In this painting I have worked to strike an untenable stalemate of emotional impact that I believe speaks to the omni-presence of being neither here nor there in my everyday experience.
It is a constant waiting for the itch to be scratched.

Partner Yoga, 2019, oil on canvas, 12x15”.
Partner Yoga is about unwanted close proximity to others. I imagine the worst of that; would be; being partnered up in yoga class with someone you dislike. You have to touch each other and its sweaty and you’re expected to relax. Less intense scenarios could take place on a crowded bus, or in a line or anywhere really. It’s about the bodily recoil from having to share close space unwillingly. Bodily contact is intimate. In Partner Yoga I am looking for the alienating parts of touching. The recoil, the shutdown.
The painting has a feigned carelessness. It appears to be made quickly and carelessly. In this case, I associate those movements to the half-hearted, quick, let-me-laugh-at-your-joke-just-to-get-out-of-here-moments.


Nooner, 2019, oil on canvas, 10x12”
To me, Nooner is quietly anxious. What I am dealing with in this painting are the ways in which my anxiety is deeply ingrained on a bodily level—to the point where it becomes so intimate that it is rendered invisible and inarticulate. So, in this painting I have considered how embodied anxiety ‘shows up’ in my every day.
As you can see, the painting presents a body, shadow, and tiles—The title Nooner makes the painting slide back and forth between associations of a doctors appointment and afternoon intimacy.
The anxious form holds vulnerability, regret, melancholy, and distraction. And loneliness too, which is why it was alone on the wall in the gallery.

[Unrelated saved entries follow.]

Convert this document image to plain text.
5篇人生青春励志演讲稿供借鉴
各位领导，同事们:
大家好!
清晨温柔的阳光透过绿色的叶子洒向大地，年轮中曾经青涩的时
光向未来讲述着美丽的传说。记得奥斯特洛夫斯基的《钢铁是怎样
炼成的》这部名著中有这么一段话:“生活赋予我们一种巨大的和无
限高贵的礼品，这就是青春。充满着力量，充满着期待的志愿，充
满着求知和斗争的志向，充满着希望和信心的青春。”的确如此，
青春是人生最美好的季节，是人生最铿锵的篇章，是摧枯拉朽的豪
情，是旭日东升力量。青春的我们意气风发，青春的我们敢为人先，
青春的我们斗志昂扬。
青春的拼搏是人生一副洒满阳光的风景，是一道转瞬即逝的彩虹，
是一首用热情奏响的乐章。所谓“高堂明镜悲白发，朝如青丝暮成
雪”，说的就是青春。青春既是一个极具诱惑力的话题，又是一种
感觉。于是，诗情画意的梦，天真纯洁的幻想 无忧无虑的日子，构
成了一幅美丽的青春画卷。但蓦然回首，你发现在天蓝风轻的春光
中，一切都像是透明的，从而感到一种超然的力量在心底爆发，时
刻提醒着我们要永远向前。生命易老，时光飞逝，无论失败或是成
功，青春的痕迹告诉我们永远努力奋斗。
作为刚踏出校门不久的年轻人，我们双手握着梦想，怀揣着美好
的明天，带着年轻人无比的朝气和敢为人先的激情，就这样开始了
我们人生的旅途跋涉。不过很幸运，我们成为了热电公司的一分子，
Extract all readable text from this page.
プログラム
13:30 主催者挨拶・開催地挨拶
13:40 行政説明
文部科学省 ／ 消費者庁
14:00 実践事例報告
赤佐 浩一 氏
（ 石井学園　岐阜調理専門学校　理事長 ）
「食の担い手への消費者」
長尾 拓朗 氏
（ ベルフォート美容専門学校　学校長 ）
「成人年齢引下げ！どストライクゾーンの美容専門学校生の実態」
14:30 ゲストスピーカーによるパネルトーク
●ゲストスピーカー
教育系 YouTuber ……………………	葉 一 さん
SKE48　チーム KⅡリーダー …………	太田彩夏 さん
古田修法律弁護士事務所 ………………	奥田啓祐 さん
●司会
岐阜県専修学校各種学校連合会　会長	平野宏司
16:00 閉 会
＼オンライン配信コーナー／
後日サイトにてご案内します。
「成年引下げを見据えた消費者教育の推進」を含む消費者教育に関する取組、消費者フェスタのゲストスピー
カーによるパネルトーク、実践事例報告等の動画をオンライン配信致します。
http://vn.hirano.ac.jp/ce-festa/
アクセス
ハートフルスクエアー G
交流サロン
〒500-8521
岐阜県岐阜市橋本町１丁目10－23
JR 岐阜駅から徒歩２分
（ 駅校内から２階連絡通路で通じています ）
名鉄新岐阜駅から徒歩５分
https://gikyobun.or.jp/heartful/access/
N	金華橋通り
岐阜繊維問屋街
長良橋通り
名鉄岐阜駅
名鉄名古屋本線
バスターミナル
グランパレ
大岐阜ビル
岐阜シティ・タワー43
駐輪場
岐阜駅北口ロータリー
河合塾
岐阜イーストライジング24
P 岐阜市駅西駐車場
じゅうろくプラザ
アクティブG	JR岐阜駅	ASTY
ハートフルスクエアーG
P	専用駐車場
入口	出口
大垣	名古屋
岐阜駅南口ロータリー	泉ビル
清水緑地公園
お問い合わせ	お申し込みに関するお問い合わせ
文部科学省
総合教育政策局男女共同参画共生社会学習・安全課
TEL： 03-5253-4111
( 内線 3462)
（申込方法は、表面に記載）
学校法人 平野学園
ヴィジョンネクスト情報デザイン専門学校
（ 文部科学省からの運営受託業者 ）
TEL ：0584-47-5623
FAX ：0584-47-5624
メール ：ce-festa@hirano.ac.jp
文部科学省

What I have attempted to do in this painting is reroute the anxiety that I have set up—and I believe I have done this by engaging with the aesthetics of cuteness. Cuteness comes about in my work through awkward, inconclusive, naive, playful compositions. To me, the aesthetics of cuteness produces an unpredictable and complex set of affects. Cuteness elicits adoration and empathy—and at the same time—a sort of dismissal and even cruelty. (Like when something is so cute you want to squeal and crush it all at once). In Nooner, cuteness is used to create an excess of affect. The painting asks to be dismissed and cared for at the same time (the size of the painting adds to this).